Ansonsten ist es jedoch enttäuschend, wie wenig Raum dem Thema „Bürgerrechte“ im Wahlprogramm der FDP eingeräumt wird. Dies trifft auch und vor allem auf das gesamte Themenfeld „Corona“ zu. Auch Corona kommt im Wahlprogramm nur sporadisch und wenn dann im ökonomischen Kontext vor – man muss die Wirtschaft „nach der Coronakrise“ stärken oder die „Coronaschulden“ abbauen. Vom so wichtigen Schutz der Bürgerrechte in der kommenden Legislaturperiode ist im Programm jedoch nicht die Rede. Und generell vermittelt das Programm auch eher den Eindruck, die FDP betrachte „Corona“ bereits als Geschichte und habe das Thema schon abgehakt. Wer also mit dem Gedanken spielt, die FDP als Korrektiv in Sachen Corona-Politik zu wählen, der könnte sich schon bald getäuscht sehen.
Das gesamte Wahlprogramm können Sie auf den Seiten der FDP nachlesen. Auf alle Punkte können wir an dieser Stelle natürlich nicht eingehen.
Die One-Man-Show geht weiter
Trat die FDP bereits im letzten Wahlkampf vor allem als „Lindner-Partei“ auf, so hat sich daran in diesem Jahr nichts geändert. Im Gegenteil. Die aktuellen Wahlplakate wirken vielmehr so, als seien sie noch vom letzten Wahlkampf übriggeblieben. Lindner hier, Lindner da. Immer in schwarz-weiß, immer mit Blick am Betrachter vorbei und immer aus der Kameraperspektive von unten. Die Bildsprache ist klar – hier haben wir einen Einzelkämpfer, der Stärke, Dominanz und Führungskraft verkörpern soll. Die Fokussierung der FDP auf ihren Vorsitzenden erscheint konsequent. Zwar gibt es in der Partei auch noch andere Figuren mit Medienpräsenz und einem gewissen Einfluss, jedoch bestand nie ein Zweifel, wer bei den Liberalen die Richtlinienkompetenz hat. Die FDP ist eine One-Man-Show und verkauft sich auch als solche.

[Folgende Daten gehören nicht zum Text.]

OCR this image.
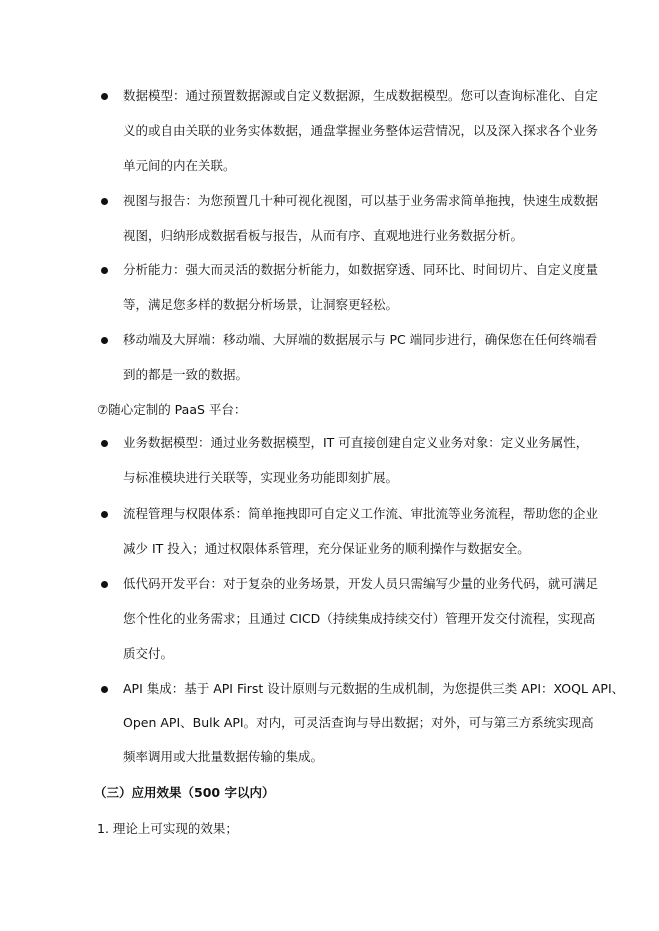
数据模型：通过预置数据源或自定义数据源，生成数据模型。您可以查询标准化、自定
义的或自由关联的业务实体数据，通盘掌握业务整体运营情况，以及深入探求各个业务
单元间的内在关联。
视图与报告：为您预置几十种可视化视图，可以基于业务需求简单拖拽，快速生成数据
视图，归纳形成数据看板与报告，从而有序、直观地进行业务数据分析。
分析能力：强大而灵活的数据分析能力，如数据穿透、同环比、时间切片、自定义度量
等，满足您多样的数据分析场景，让洞察更轻松。
移动端及大屏端：移动端、大屏端的数据展示与 PC 端同步进行，确保您在任何终端看
到的都是一致的数据。
⑦随心定制的 PaaS 平台：
业务数据模型：通过业务数据模型，IT 可直接创建自定义业务对象：定义业务属性，
与标准模块进行关联等，实现业务功能即刻扩展。
流程管理与权限体系：简单拖拽即可自定义工作流、审批流等业务流程，帮助您的企业
减少 IT 投入；通过权限体系管理，充分保证业务的顺利操作与数据安全。
低代码开发平台：对于复杂的业务场景，开发人员只需编写少量的业务代码，就可满足
您个性化的业务需求；且通过 CICD（持续集成持续交付）管理开发交付流程，实现高
质交付。
API 集成：基于 API First 设计原则与元数据的生成机制，为您提供三类 API：XOQL API、
Open API、Bulk API。对内，可灵活查询与导出数据；对外，可与第三方系统实现高
频率调用或大批量数据传输的集成。
（三）应用效果（500 字以内）
1. 理论上可实现的效果；
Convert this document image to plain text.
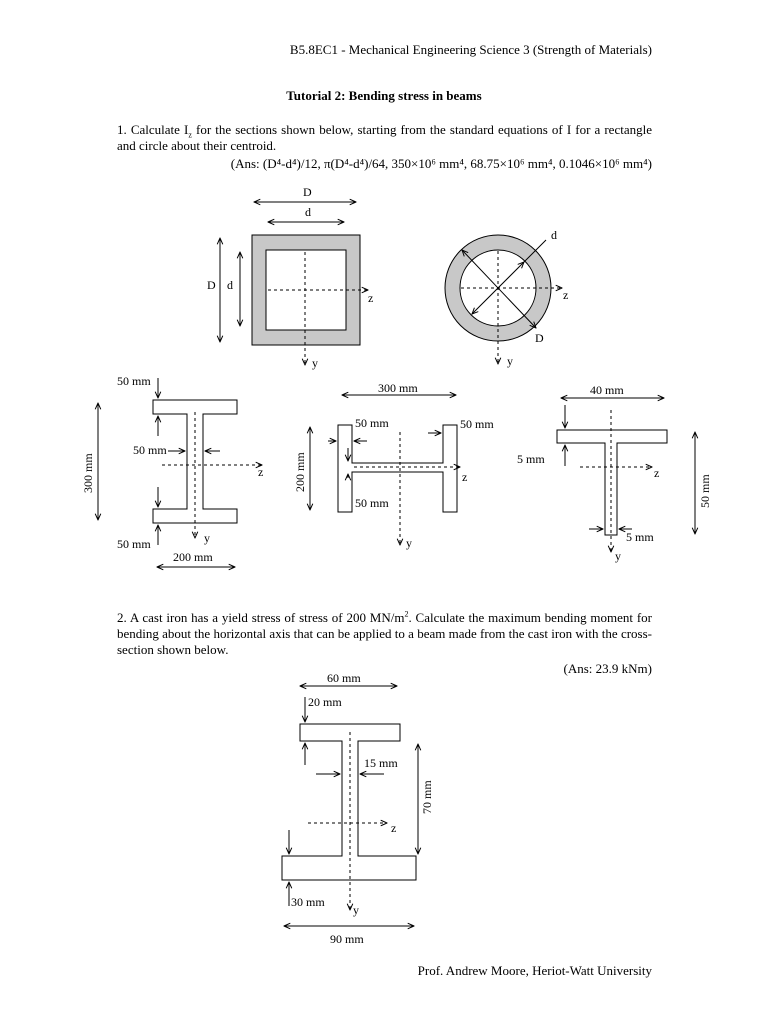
B5.8EC1 - Mechanical Engineering Science 3 (Strength of Materials)
Tutorial 2: Bending stress in beams
1. Calculate $I_z$ for the sections shown below, starting from the standard equations of I for a rectangle and circle about their centroid.
(Ans: (D⁴-d⁴)/12, π(D⁴-d⁴)/64, 350×10⁶ mm⁴, 68.75×10⁶ mm⁴, 0.1046×10⁶ mm⁴)
2. A cast iron has a yield stress of stress of 200 $MN/m^2$. Calculate the maximum bending moment for bending about the horizontal axis that can be applied to a beam made from the cast iron with the cross-section shown below.
(Ans: 23.9 kNm)
Prof. Andrew Moore, Heriot-Watt University
D
d
D d
z
y
d
D
z
y
50 mm
50 mm
50 mm
300 mm
200 mm
z
y
300 mm
50 mm	50 mm
50 mm
200 mm	z
y
40 mm
5 mm
5 mm
50 mm
z
y
60 mm
20 mm
15 mm
70 mm
30 mm
90 mm
z
y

Die Slogans dazu sind kurz und prägnant und darauf ausgerichtet, Themen zu besetzen. Es geht um Innovationen und ums Anpacken. Dabei grenzt man sich vor allem von den Grünen ab, ohne diese namentlich zu nennen. Die FDP „erfindet“, andere „verbieten“. Konkrete Aussagen sucht man auf den Plakaten vergebens.
So gesehen transportiert die Partei über ihre Plakate eigentlich sehr gut den Inhalt ihres Wahlprogramms. Hier haben wir es nicht mit einem „Partei-Informationsblatt“, sondern mit Werbung zu tun. Es geht nicht um Inhalte, sondern um Markenbotschaften und Emotionen. Die FDP versucht sich als „Macherpartei“ darzustellen, die als einzige Partei konsequent auf „Innovationen“ setzt.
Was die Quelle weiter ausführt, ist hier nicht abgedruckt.